Shares of ScottsMiracle-Gro (SMG 0.27%) slumped by more than 7.5% as of midday today. The decline follows from a weak set of third-quarter results. Sales in the U.S. consumer segment were lower than expected (down 14%), and management cut its full-year guidance.
It gets worse. Its cannabis-related subsidiary, The Hawthorne Gardening Company, continues to suffer from overcapacity in the industry, and its sales declined a whopping 63%.
In fact, the overall company's sales were so weak that it left the company with "higher leverage than we want to maintain," according to CEO Jim Hagedorn on the earnings release. As a reminder, the financial world typical gauges debt levels on the basis of earnings, so as its earnings outlook gets worse, so will Scotts come under pressure to reduce debt.
Management now expects full-year adjusted earnings per share to be $4 to $4.20 compared to a prior estimate of $4.50 to $5. As a result of the declining outlook and deteriorating conditions, CFO Cory Miller said, "We are focused on implementing aggressive plans to improve cash flow, reduce debt, and return leverage to our target levels as quickly as possible."

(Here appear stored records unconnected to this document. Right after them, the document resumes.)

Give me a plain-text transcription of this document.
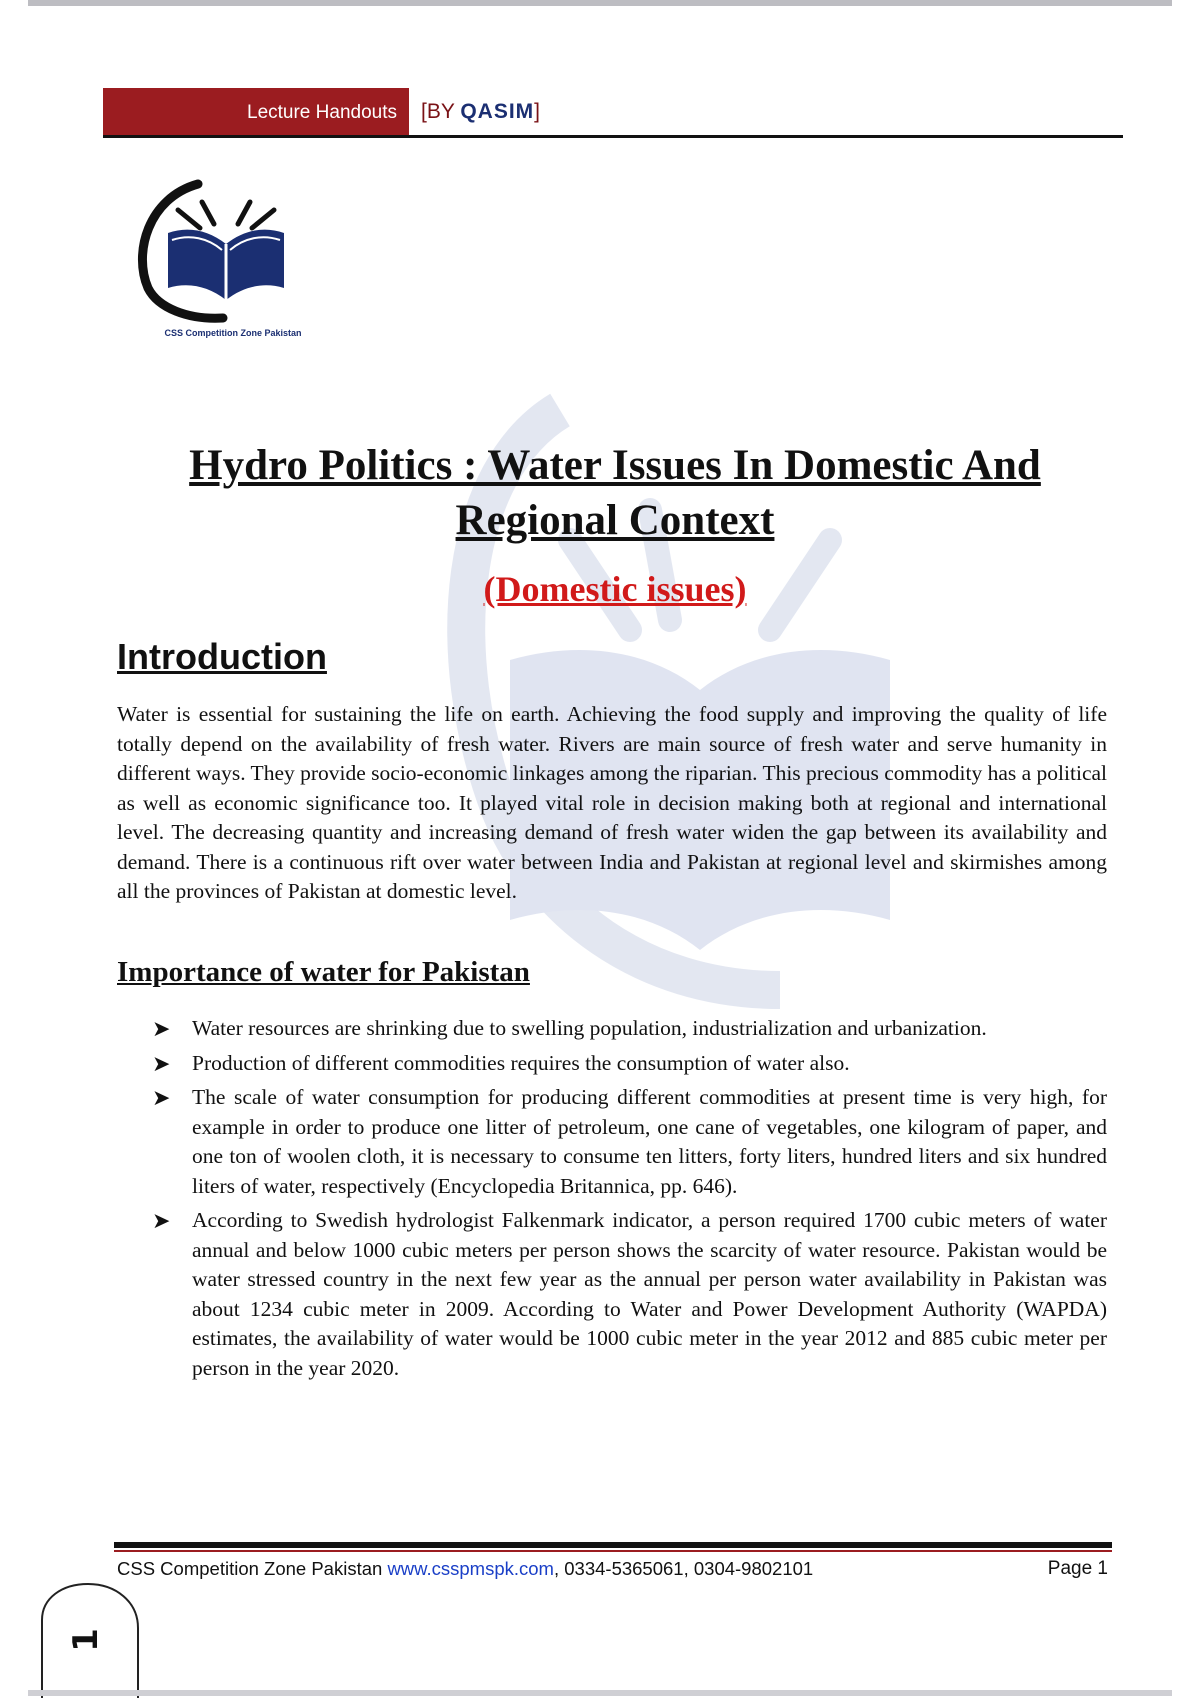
Lecture Handouts [BY QASIM]
CSS Competition Zone Pakistan
Hydro Politics : Water Issues In Domestic And Regional Context
(Domestic issues)
Introduction
Water is essential for sustaining the life on earth. Achieving the food supply and improving the quality of life totally depend on the availability of fresh water. Rivers are main source of fresh water and serve humanity in different ways. They provide socio-economic linkages among the riparian. This precious commodity has a political as well as economic significance too. It played vital role in decision making both at regional and international level. The decreasing quantity and increasing demand of fresh water widen the gap between its availability and demand. There is a continuous rift over water between India and Pakistan at regional level and skirmishes among all the provinces of Pakistan at domestic level.
Importance of water for Pakistan
➤ Water resources are shrinking due to swelling population, industrialization and urbanization.
➤ Production of different commodities requires the consumption of water also.
➤ The scale of water consumption for producing different commodities at present time is very high, for example in order to produce one litter of petroleum, one cane of vegetables, one kilogram of paper, and one ton of woolen cloth, it is necessary to consume ten litters, forty liters, hundred liters and six hundred liters of water, respectively (Encyclopedia Britannica, pp. 646).
➤ According to Swedish hydrologist Falkenmark indicator, a person required 1700 cubic meters of water annual and below 1000 cubic meters per person shows the scarcity of water resource. Pakistan would be water stressed country in the next few year as the annual per person water availability in Pakistan was about 1234 cubic meter in 2009. According to Water and Power Development Authority (WAPDA) estimates, the availability of water would be 1000 cubic meter in the year 2012 and 885 cubic meter per person in the year 2020.
CSS Competition Zone Pakistan www.csspmspk.com, 0334-5365061, 0304-9802101	Page 1
1
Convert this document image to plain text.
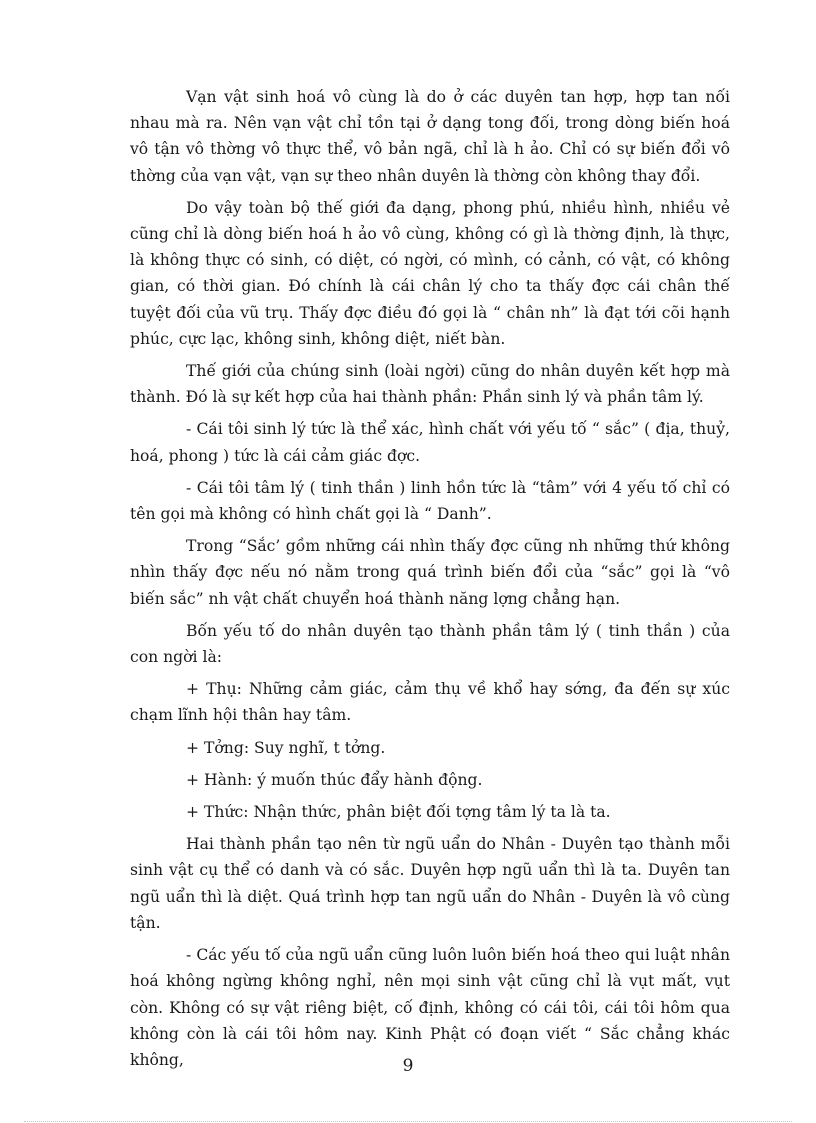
Vạn vật sinh hoá vô cùng là do ở các duyên tan hợp, hợp tan nối nhau mà ra. Nên vạn vật chỉ tồn tại ở dạng tong đối, trong dòng biến hoá vô tận vô thờng vô thực thể, vô bản ngã, chỉ là h ảo. Chỉ có sự biến đổi vô thờng của vạn vật, vạn sự theo nhân duyên là thờng còn không thay đổi.

Do vậy toàn bộ thế giới đa dạng, phong phú, nhiều hình, nhiều vẻ cũng chỉ là dòng biến hoá h ảo vô cùng, không có gì là thờng định, là thực, là không thực có sinh, có diệt, có ngời, có mình, có cảnh, có vật, có không gian, có thời gian. Đó chính là cái chân lý cho ta thấy đợc cái chân thế tuyệt đối của vũ trụ. Thấy đợc điều đó gọi là “ chân nh” là đạt tới cõi hạnh phúc, cực lạc, không sinh, không diệt, niết bàn.

Thế giới của chúng sinh (loài ngời) cũng do nhân duyên kết hợp mà thành. Đó là sự kết hợp của hai thành phần: Phần sinh lý và phần tâm lý.

- Cái tôi sinh lý tức là thể xác, hình chất với yếu tố “ sắc” ( địa, thuỷ, hoá, phong ) tức là cái cảm giác đợc.

- Cái tôi tâm lý ( tinh thần ) linh hồn tức là “tâm” với 4 yếu tố chỉ có tên gọi mà không có hình chất gọi là “ Danh”.

Trong “Sắc’ gồm những cái nhìn thấy đợc cũng nh những thứ không nhìn thấy đợc nếu nó nằm trong quá trình biến đổi của “sắc” gọi là “vô biến sắc” nh vật chất chuyển hoá thành năng lợng chẳng hạn.

Bốn yếu tố do nhân duyên tạo thành phần tâm lý ( tinh thần ) của con ngời là:

+ Thụ: Những cảm giác, cảm thụ về khổ hay sớng, đa đến sự xúc chạm lĩnh hội thân hay tâm.

+ Tởng: Suy nghĩ, t tởng.

+ Hành: ý muốn thúc đẩy hành động.

+ Thức: Nhận thức, phân biệt đối tợng tâm lý ta là ta.

Hai thành phần tạo nên từ ngũ uẩn do Nhân - Duyên tạo thành mỗi sinh vật cụ thể có danh và có sắc. Duyên hợp ngũ uẩn thì là ta. Duyên tan ngũ uẩn thì là diệt. Quá trình hợp tan ngũ uẩn do Nhân - Duyên là vô cùng tận.

- Các yếu tố của ngũ uẩn cũng luôn luôn biến hoá theo qui luật nhân hoá không ngừng không nghỉ, nên mọi sinh vật cũng chỉ là vụt mất, vụt còn. Không có sự vật riêng biệt, cố định, không có cái tôi, cái tôi hôm qua không còn là cái tôi hôm nay. Kinh Phật có đoạn viết “ Sắc chẳng khác không,	9
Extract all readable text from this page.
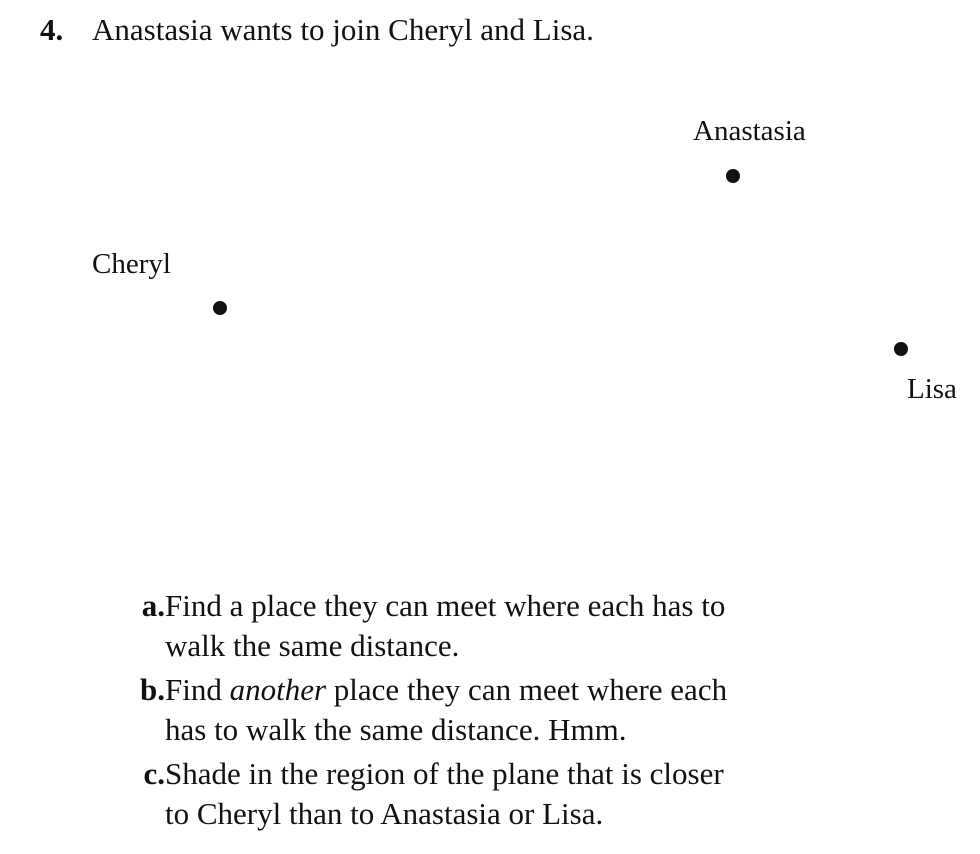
4. Anastasia wants to join Cheryl and Lisa.
Anastasia
Cheryl
Lisa
a. Find a place they can meet where each has to
walk the same distance.
b. Find another place they can meet where each
has to walk the same distance. Hmm.
c. Shade in the region of the plane that is closer
to Cheryl than to Anastasia or Lisa.
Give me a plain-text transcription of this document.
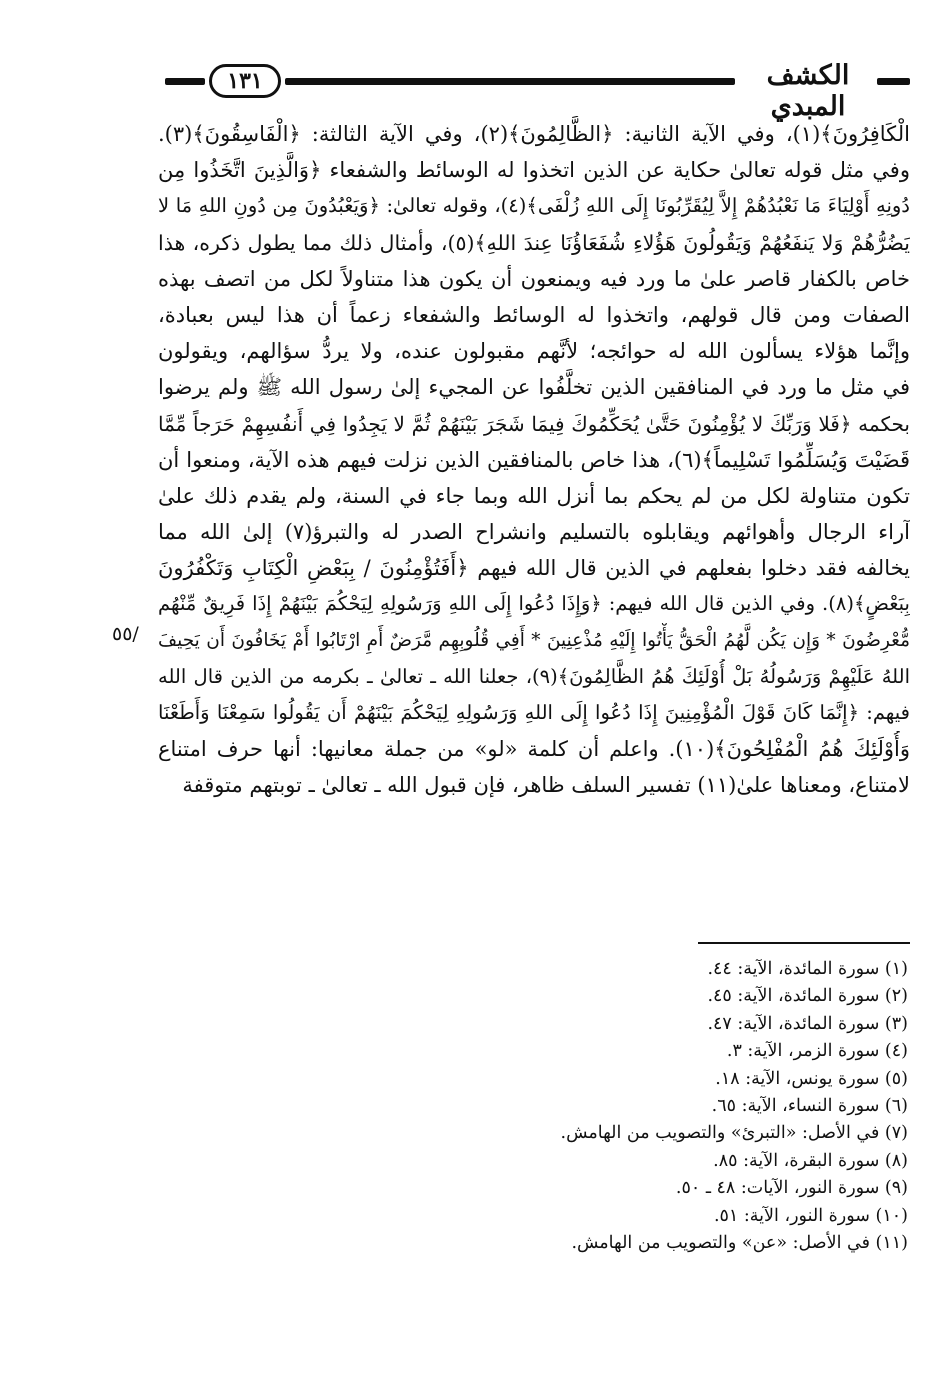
١٣١	الكشف المبدي
/٥٥
الْكَافِرُونَ﴾(١)، وفي الآية الثانية: ﴿الظَّالِمُونَ﴾(٢)، وفي الآية الثالثة: ﴿الْفَاسِقُونَ﴾(٣).
وفي مثل قوله تعالىٰ حكاية عن الذين اتخذوا له الوسائط والشفعاء ﴿وَالَّذِينَ اتَّخَذُوا مِن
دُونِهِ أَوْلِيَاءَ مَا نَعْبُدُهُمْ إِلاَّ لِيُقَرِّبُونَا إِلَى اللهِ زُلْفَى﴾(٤)، وقوله تعالىٰ: ﴿وَيَعْبُدُونَ مِن دُونِ اللهِ مَا لا
يَضُرُّهُمْ وَلا يَنفَعُهُمْ وَيَقُولُونَ هَؤُلاءِ شُفَعَاؤُنَا عِندَ اللهِ﴾(٥)، وأمثال ذلك مما يطول ذكره، هذا
خاص بالكفار قاصر علىٰ ما ورد فيه ويمنعون أن يكون هذا متناولاً لكل من اتصف بهذه
الصفات ومن قال قولهم، واتخذوا له الوسائط والشفعاء زعماً أن هذا ليس بعبادة،
وإنَّما هؤلاء يسألون الله له حوائجه؛ لأنَّهم مقبولون عنده، ولا يردُّ سؤالهم، ويقولون
في مثل ما ورد في المنافقين الذين تخلَّفُوا عن المجيء إلىٰ رسول الله ﷺ ولم يرضوا
بحكمه ﴿فَلا وَرَبِّكَ لا يُؤْمِنُونَ حَتَّىٰ يُحَكِّمُوكَ فِيمَا شَجَرَ بَيْنَهُمْ ثُمَّ لا يَجِدُوا فِي أَنفُسِهِمْ حَرَجاً مِّمَّا
قَضَيْتَ وَيُسَلِّمُوا تَسْلِيماً﴾(٦)، هذا خاص بالمنافقين الذين نزلت فيهم هذه الآية، ومنعوا أن
تكون متناولة لكل من لم يحكم بما أنزل الله وبما جاء في السنة، ولم يقدم ذلك علىٰ
آراء الرجال وأهوائهم ويقابلوه بالتسليم وانشراح الصدر له والتبرؤ(٧) إلىٰ الله مما
يخالفه فقد دخلوا بفعلهم في الذين قال الله فيهم ﴿أَفَتُؤْمِنُونَ / بِبَعْضِ الْكِتَابِ وَتَكْفُرُونَ
بِبَعْضٍ﴾(٨). وفي الذين قال الله فيهم: ﴿وَإِذَا دُعُوا إِلَى اللهِ وَرَسُولِهِ لِيَحْكُمَ بَيْنَهُمْ إِذَا فَرِيقٌ مِّنْهُم
مُّعْرِضُونَ * وَإِن يَكُن لَّهُمُ الْحَقُّ يَأْتُوا إِلَيْهِ مُذْعِنِينَ * أَفِي قُلُوبِهِم مَّرَضٌ أَمِ ارْتَابُوا أَمْ يَخَافُونَ أَن يَحِيفَ
اللهُ عَلَيْهِمْ وَرَسُولُهُ بَلْ أُوْلَئِكَ هُمُ الظَّالِمُونَ﴾(٩)، جعلنا الله ـ تعالىٰ ـ بكرمه من الذين قال الله
فيهم: ﴿إِنَّمَا كَانَ قَوْلَ الْمُؤْمِنِينَ إِذَا دُعُوا إِلَى اللهِ وَرَسُولِهِ لِيَحْكُمَ بَيْنَهُمْ أَن يَقُولُوا سَمِعْنَا وَأَطَعْنَا
وَأُوْلَئِكَ هُمُ الْمُفْلِحُونَ﴾(١٠). واعلم أن كلمة «لو» من جملة معانيها: أنها حرف امتناع
لامتناع، ومعناها علىٰ(١١) تفسير السلف ظاهر، فإن قبول الله ـ تعالىٰ ـ توبتهم متوقفة
(١) سورة المائدة، الآية: ٤٤.
(٢) سورة المائدة، الآية: ٤٥.
(٣) سورة المائدة، الآية: ٤٧.
(٤) سورة الزمر، الآية: ٣.
(٥) سورة يونس، الآية: ١٨.
(٦) سورة النساء، الآية: ٦٥.
(٧) في الأصل: «التبرئ» والتصويب من الهامش.
(٨) سورة البقرة، الآية: ٨٥.
(٩) سورة النور، الآيات: ٤٨ ـ ٥٠.
(١٠) سورة النور، الآية: ٥١.
(١١) في الأصل: «عن» والتصويب من الهامش.
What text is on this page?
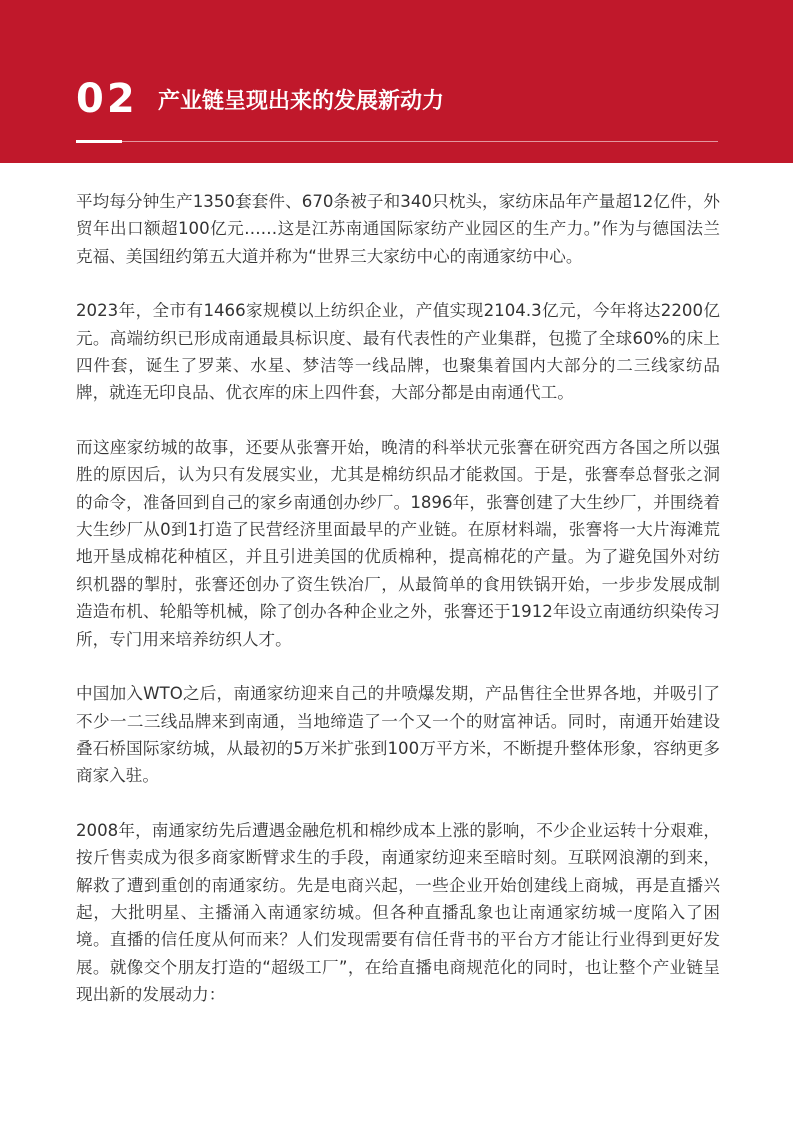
02 产业链呈现出来的发展新动力

平均每分钟生产1350套套件、670条被子和340只枕头，家纺床品年产量超12亿件，外贸年出口额超100亿元……这是江苏南通国际家纺产业园区的生产力。”作为与德国法兰克福、美国纽约第五大道并称为“世界三大家纺中心的南通家纺中心。

2023年，全市有1466家规模以上纺织企业，产值实现2104.3亿元，今年将达2200亿元。高端纺织已形成南通最具标识度、最有代表性的产业集群，包揽了全球60%的床上四件套，诞生了罗莱、水星、梦洁等一线品牌，也聚集着国内大部分的二三线家纺品牌，就连无印良品、优衣库的床上四件套，大部分都是由南通代工。

而这座家纺城的故事，还要从张謇开始，晚清的科举状元张謇在研究西方各国之所以强胜的原因后，认为只有发展实业，尤其是棉纺织品才能救国。于是，张謇奉总督张之洞的命令，准备回到自己的家乡南通创办纱厂。1896年，张謇创建了大生纱厂，并围绕着大生纱厂从0到1打造了民营经济里面最早的产业链。在原材料端，张謇将一大片海滩荒地开垦成棉花种植区，并且引进美国的优质棉种，提高棉花的产量。为了避免国外对纺织机器的掣肘，张謇还创办了资生铁冶厂，从最简单的食用铁锅开始，一步步发展成制造造布机、轮船等机械，除了创办各种企业之外，张謇还于1912年设立南通纺织染传习所，专门用来培养纺织人才。

中国加入WTO之后，南通家纺迎来自己的井喷爆发期，产品售往全世界各地，并吸引了不少一二三线品牌来到南通，当地缔造了一个又一个的财富神话。同时，南通开始建设叠石桥国际家纺城，从最初的5万米扩张到100万平方米，不断提升整体形象，容纳更多商家入驻。

2008年，南通家纺先后遭遇金融危机和棉纱成本上涨的影响，不少企业运转十分艰难，按斤售卖成为很多商家断臂求生的手段，南通家纺迎来至暗时刻。互联网浪潮的到来，解救了遭到重创的南通家纺。先是电商兴起，一些企业开始创建线上商城，再是直播兴起，大批明星、主播涌入南通家纺城。但各种直播乱象也让南通家纺城一度陷入了困境。直播的信任度从何而来？人们发现需要有信任背书的平台方才能让行业得到更好发展。就像交个朋友打造的“超级工厂”，在给直播电商规范化的同时，也让整个产业链呈现出新的发展动力：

Given that the first and second quarters tend to be the most important ones for the company, the news is obviously disappointing. Furthermore, it will lead to investors worrying that the boost in growth coming from the pandemic is creating very difficult comparisons to beat.
It's going to be a long six months for ScottsMiracle-Gro as the company starts implementing its cost savings and debt reduction measures. They are likely to be the key news generators for the company until next spring.